The Prime Minister's Economic Advisory Council on Friday said the Indian economy will grow by 8.5 per cent in 2010-11 and by 9 per cent next year, but high prices and poor infrastructure remained key worries in the medium term.
The farm sector is likely to grow by 4.5 per cent, industry by 9.3 per cent and services by 8.5 per cent, boosting growth.
The council, headed by former Reserve Bank of India (RBI) governor C. Rangarajan, said inflation would come down to around 6.5 per cent by the end of 2010-11.
The growth projections are lower than that of International Monetary Fund’s (IMF’s) 9.4 per cent for 2010.
The council had earlier pegged India's 2010-11 growth at 8.2 per cent.
The economy grew 7.4 per cent in 2009-10, aided by a sharp rebound in industry and services, and a better-than-expected farm output.
Growth had slowed to 6.7 per cent in 2008-09 after growing at 9 per cent for four straight years before a crisis in the US roiled the global economy.
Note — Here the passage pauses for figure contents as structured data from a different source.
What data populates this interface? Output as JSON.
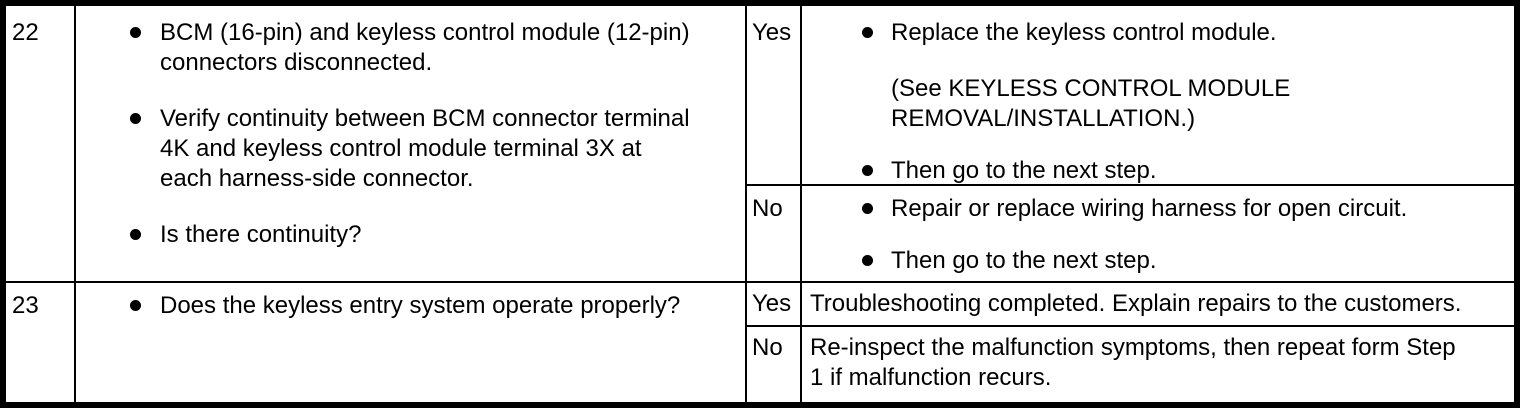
{
  "colors": {
    "border": "#000000",
    "text": "#000000",
    "background": "#ffffff"
  },
  "table": {
    "rows": [
      {
        "step": "22",
        "inspection": {
          "bullets": [
            "BCM (16-pin) and keyless control module (12-pin)\nconnectors disconnected.",
            "Verify continuity between BCM connector terminal\n4K and keyless control module terminal 3X at\neach harness-side connector.",
            "Is there continuity?"
          ]
        },
        "branches": [
          {
            "answer": "Yes",
            "items": [
              "Replace the keyless control module.",
              "(See KEYLESS CONTROL MODULE\nREMOVAL/INSTALLATION.)",
              "Then go to the next step."
            ]
          },
          {
            "answer": "No",
            "items": [
              "Repair or replace wiring harness for open circuit.",
              "Then go to the next step."
            ]
          }
        ]
      },
      {
        "step": "23",
        "inspection": {
          "bullets": [
            "Does the keyless entry system operate properly?"
          ]
        },
        "branches": [
          {
            "answer": "Yes",
            "text": "Troubleshooting completed. Explain repairs to the customers."
          },
          {
            "answer": "No",
            "text": "Re-inspect the malfunction symptoms, then repeat form Step\n1 if malfunction recurs."
          }
        ]
      }
    ]
  }
}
Wholesale prices-based inflation is hovering around 10.55 per cent, but is expected to go up further as the secondary effects of oil price increase kicks in across broader economic activities.
The RBI, which will present the quarterly monetary policy review on July 27, should take either strong monetary action or "baby steps" to arrest it, Rangarajan said.
The council expects inflation to fall to 7-8 per cent by December before cooling to about 6.5 per cent by the end of March 2011 as higher farm output buoyed by normal monsoon rains help enhance food supplies and pull down prices.